Python and JavaScript versions
Define an allowed HTML subset as a JSON object or Python dictionary, e.g.
spec = {
"div": {
// list allowed attribute values, as a list
"class": [
"container",
"content"
]
},
"p": {
"class": [
"centered"
]
},
"a": {
// parse urls to ensure there's no javascript, by using the "url" string.
// allowed schemes are 'http', 'https', 'mailto', and 'ftp' (as well as local URIs)
"href": "url",
"target": [
"_blank"
]
},
"img": {
"src": "url",
// make sure these fields are integers, by using the "int" string
"border": "int",
"width": "int",
"height": "int"
},
"input": {
// only allow alphabetical characters
"type": "alpha",
// allow any of these characters (within the [])

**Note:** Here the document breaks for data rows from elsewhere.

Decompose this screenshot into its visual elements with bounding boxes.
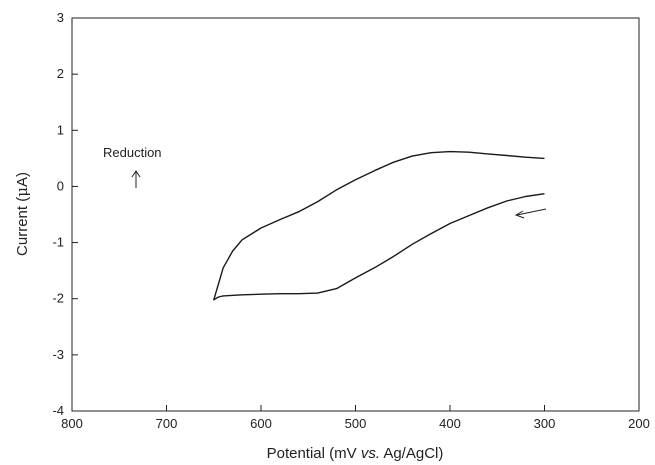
axis-ticks — [71, 17, 640, 412]
x-tick-label: 300 — [534, 416, 556, 431]
y-axis-title: Current (μA) — [13, 172, 31, 256]
x-tick-label: 700 — [156, 416, 178, 431]
x-axis-title-italic: vs. — [361, 445, 380, 462]
y-tick-label: 2 — [57, 66, 64, 81]
y-tick-label: 0 — [57, 178, 64, 193]
annotation-reduction: Reduction — [103, 145, 162, 160]
x-tick-label: 800 — [61, 416, 83, 431]
x-tick-label: 200 — [628, 416, 650, 431]
plot-area-frame — [71, 17, 640, 412]
y-tick-label: -2 — [52, 291, 64, 306]
x-axis-title: Potential (mV vs. Ag/AgCl) — [267, 445, 444, 462]
y-axis-title-suffix: A) — [14, 172, 31, 187]
axis-tick-labels: 800 700 600 500 400 300 200 -4 -3 -2 -1 0 1 2 3 — [52, 10, 649, 431]
y-axis-title-mu: μ — [13, 187, 31, 197]
scan-direction-arrow-icon — [514, 208, 547, 219]
y-tick-label: 3 — [57, 10, 64, 25]
x-tick-label: 400 — [439, 416, 461, 431]
y-tick-label: -4 — [52, 403, 64, 418]
x-axis-title-suffix: Ag/AgCl) — [380, 445, 443, 462]
x-tick-label: 600 — [250, 416, 272, 431]
series-line-0 — [213, 150, 545, 301]
x-tick-label: 500 — [345, 416, 367, 431]
y-tick-label: -3 — [52, 347, 64, 362]
data-series — [213, 150, 545, 301]
y-tick-label: -1 — [52, 235, 64, 250]
reduction-arrow-up-icon — [131, 170, 141, 188]
x-axis-title-prefix: Potential (mV — [267, 445, 361, 462]
y-axis-title-prefix: Current ( — [14, 197, 31, 256]
y-tick-label: 1 — [57, 122, 64, 137]
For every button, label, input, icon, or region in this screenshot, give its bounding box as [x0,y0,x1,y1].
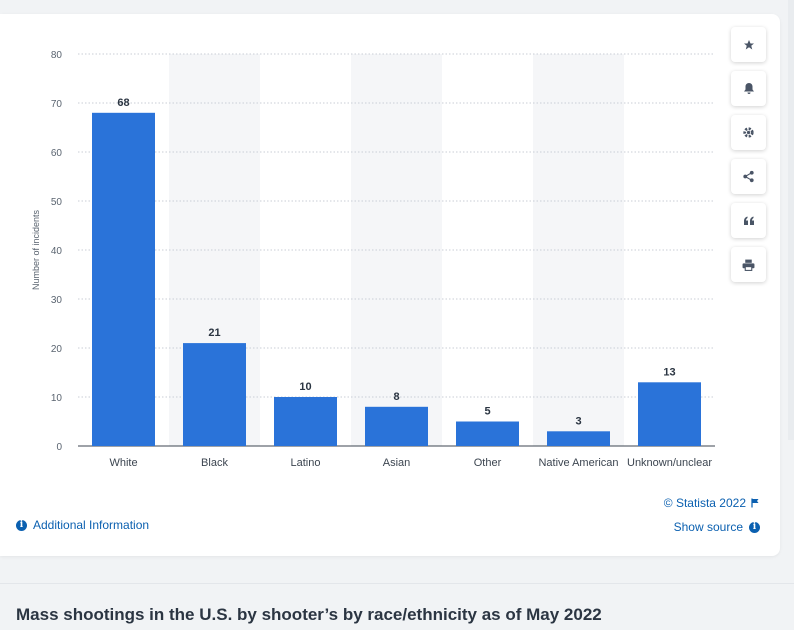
x-tick-label: White [109,457,137,469]
y-tick-label: 50 [51,197,63,208]
additional-information-label: Additional Information [33,518,150,532]
bar-native-american [547,431,610,446]
y-tick-label: 30 [51,295,63,306]
y-tick-label: 60 [51,148,63,159]
data-label: 8 [393,391,399,403]
y-tick-label: 0 [56,442,62,453]
info-icon: i [16,519,27,531]
x-tick-label: Other [474,457,502,469]
star-icon [743,39,754,49]
share-icon [743,170,754,183]
y-tick-label: 20 [51,344,63,355]
x-tick-label: Asian [383,457,411,469]
cite-button[interactable] [731,203,766,238]
settings-button[interactable] [731,115,766,150]
print-icon [742,259,755,271]
y-tick-label: 40 [51,246,63,257]
bar-white [92,112,155,447]
share-button[interactable] [731,159,766,194]
data-label: 10 [299,381,311,393]
bar-asian [365,406,428,446]
print-button[interactable] [731,247,766,282]
chart-toolbar [731,27,767,291]
data-label: 3 [575,415,581,427]
x-tick-label: Unknown/unclear [627,457,712,469]
chart-caption: Mass shootings in the U.S. by shooter’s … [16,605,602,624]
data-label: 13 [663,366,675,378]
x-tick-label: Native American [538,457,618,469]
data-label: 5 [484,406,490,418]
gear-icon [743,127,754,138]
show-source-link[interactable]: Show source i [674,520,760,534]
scrollbar-track[interactable] [788,0,794,440]
x-tick-label: Black [201,457,228,469]
bar-unknown-unclear [638,382,701,446]
bar-latino [274,397,337,446]
quote-icon [743,216,754,225]
bar-black [183,343,246,446]
bar-other [456,421,519,446]
y-tick-label: 80 [51,50,63,61]
show-source-label: Show source [673,520,743,534]
additional-information-link[interactable]: i Additional Information [16,518,149,532]
data-label: 68 [117,97,129,109]
copyright-text: © Statista 2022 [663,496,746,510]
bell-icon [743,83,754,94]
y-tick-label: 70 [51,99,63,110]
divider [0,583,794,584]
y-axis-label: Number of incidents [31,209,41,290]
favorite-button[interactable] [731,27,766,62]
info-icon: i [749,521,760,533]
bar-chart: 0 10 20 30 40 50 60 70 80 Number of incidents 68 Wh… [31,50,715,469]
x-tick-label: Latino [291,457,321,469]
flag-icon [751,498,759,508]
y-tick-label: 10 [51,393,63,404]
data-label: 21 [208,327,220,339]
notification-button[interactable] [731,71,766,106]
statista-copyright-link[interactable]: © Statista 2022 [664,496,760,510]
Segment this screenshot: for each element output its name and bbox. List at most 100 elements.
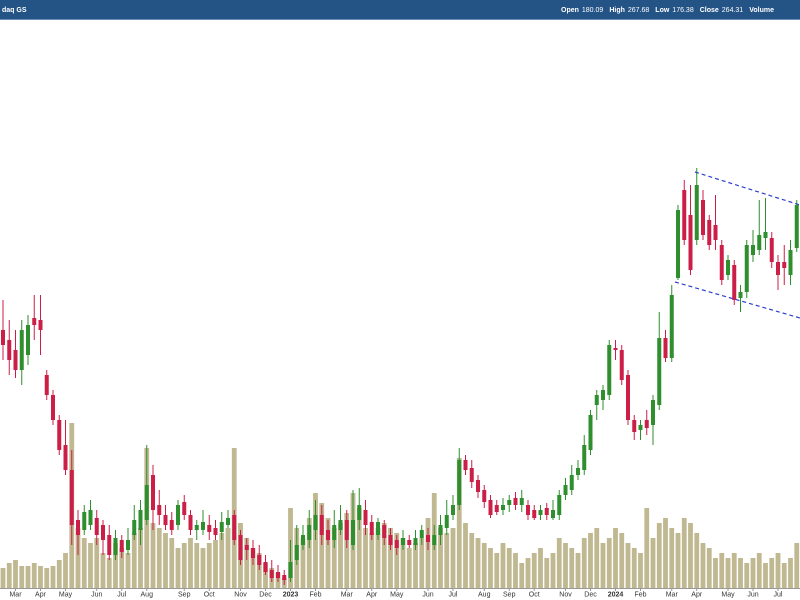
candle-body bbox=[244, 545, 249, 550]
candle-body bbox=[188, 515, 193, 530]
volume-bar bbox=[156, 528, 162, 588]
candle-body bbox=[182, 502, 187, 515]
candle-body bbox=[44, 375, 49, 395]
x-tick-label: Mar bbox=[666, 591, 679, 598]
x-tick-label: Sep bbox=[178, 591, 191, 598]
volume-bar bbox=[388, 528, 393, 588]
volume-bar bbox=[538, 548, 543, 588]
volume-bar bbox=[731, 553, 737, 588]
ohlc-value: 180.09 bbox=[582, 7, 604, 14]
volume-bar bbox=[481, 543, 487, 588]
candle-body bbox=[719, 245, 724, 280]
x-tick-label: Feb bbox=[309, 591, 321, 598]
volume-bar bbox=[631, 548, 637, 588]
candle-body bbox=[588, 415, 593, 450]
candle-body bbox=[269, 570, 274, 578]
candle-body bbox=[276, 572, 280, 578]
volume-bar bbox=[106, 558, 112, 588]
volume-bar bbox=[50, 566, 56, 588]
volume-bar bbox=[150, 523, 156, 588]
volume-bar bbox=[306, 518, 312, 588]
candle-body bbox=[138, 510, 143, 530]
candle-body bbox=[788, 250, 793, 275]
candle-body bbox=[601, 390, 605, 400]
candle-body bbox=[169, 520, 174, 530]
candle-body bbox=[513, 498, 518, 505]
candle-body bbox=[526, 505, 530, 515]
candle-body bbox=[101, 525, 105, 540]
volume-bar bbox=[475, 538, 481, 588]
volume-bar bbox=[469, 533, 475, 588]
volume-bar bbox=[331, 528, 337, 588]
ohlc-value: 264.31 bbox=[722, 7, 744, 14]
volume-bar bbox=[450, 528, 456, 588]
volume-bar bbox=[75, 528, 81, 588]
volume-bar bbox=[263, 563, 268, 588]
volume-bar bbox=[794, 543, 800, 588]
candle-layer bbox=[1, 168, 799, 585]
volume-bar bbox=[556, 538, 562, 588]
candle-body bbox=[701, 200, 705, 235]
volume-bar bbox=[113, 543, 118, 588]
volume-bar bbox=[638, 553, 643, 588]
channel-lower bbox=[674, 281, 800, 319]
x-tick-label: Oct bbox=[529, 591, 540, 598]
ohlc-label: Close bbox=[700, 7, 719, 14]
candle-body bbox=[132, 520, 137, 535]
candle-body bbox=[757, 235, 762, 250]
volume-bar bbox=[413, 543, 418, 588]
candle-body bbox=[151, 475, 155, 510]
candle-body bbox=[232, 515, 237, 540]
x-tick-label: Jul bbox=[774, 591, 783, 598]
x-tick-label: Jul bbox=[117, 591, 126, 598]
candle-body bbox=[557, 495, 562, 515]
volume-bar bbox=[319, 503, 325, 588]
candle-body bbox=[401, 538, 405, 545]
volume-bar bbox=[744, 563, 750, 588]
candle-body bbox=[388, 535, 393, 545]
candle-body bbox=[326, 530, 330, 540]
volume-bar bbox=[669, 528, 675, 588]
volume-bar bbox=[456, 458, 462, 588]
candle-body bbox=[157, 505, 162, 515]
ohlc-readout: Open 180.09 High 267.68 Low 176.38 Close 264.31… bbox=[561, 7, 774, 14]
volume-bar bbox=[788, 558, 793, 588]
volume-bar bbox=[650, 538, 656, 588]
volume-bar bbox=[600, 543, 606, 588]
volume-bar bbox=[394, 533, 400, 588]
candle-body bbox=[651, 400, 655, 425]
x-tick-label: 2023 bbox=[283, 591, 299, 598]
candle-body bbox=[63, 445, 68, 470]
candle-body bbox=[763, 232, 768, 238]
candle-body bbox=[713, 225, 718, 240]
candle-body bbox=[419, 530, 424, 538]
volume-bar bbox=[544, 558, 550, 588]
candle-body bbox=[738, 292, 743, 298]
volume-bar bbox=[369, 533, 375, 588]
candle-body bbox=[563, 485, 568, 495]
volume-bar bbox=[94, 538, 100, 588]
volume-bar bbox=[550, 553, 556, 588]
candle-body bbox=[463, 460, 468, 470]
volume-bar bbox=[663, 518, 668, 588]
candle-body bbox=[488, 500, 493, 515]
x-tick-label: May bbox=[721, 591, 735, 598]
volume-bar bbox=[575, 553, 581, 588]
volume-bar bbox=[125, 553, 131, 588]
volume-bar bbox=[56, 560, 62, 588]
candle-body bbox=[494, 505, 499, 512]
candle-body bbox=[307, 525, 312, 540]
candle-body bbox=[569, 475, 574, 490]
candle-body bbox=[676, 210, 680, 278]
volume-bar bbox=[63, 553, 68, 588]
volume-bar bbox=[688, 523, 693, 588]
volume-bar bbox=[694, 533, 700, 588]
volume-bar bbox=[463, 523, 468, 588]
volume-bar bbox=[88, 543, 93, 588]
candle-body bbox=[744, 245, 749, 292]
candle-body bbox=[469, 468, 474, 482]
candle-body bbox=[501, 505, 505, 510]
candle-body bbox=[319, 515, 324, 535]
volume-bar bbox=[606, 538, 612, 588]
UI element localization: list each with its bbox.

"name": "[abcdefghijklmnopqrstuvwxyz-]",
// allow alphabetical and digit characters
"value": "alphanumeric"
},
// filter out all attributes for these tags
"hr": {},
"br": {},
"strong": {},
"i": {
// use a regex match
// in python you can use re.compile
"class": /^icon-[a-z0-9_]+$/
},
// aliases:
// convert <b> tags to <strong> tags
"b": "strong",
// convert <center> tags to <p class="centered"> tags
"center": "p class=\"centered\""
}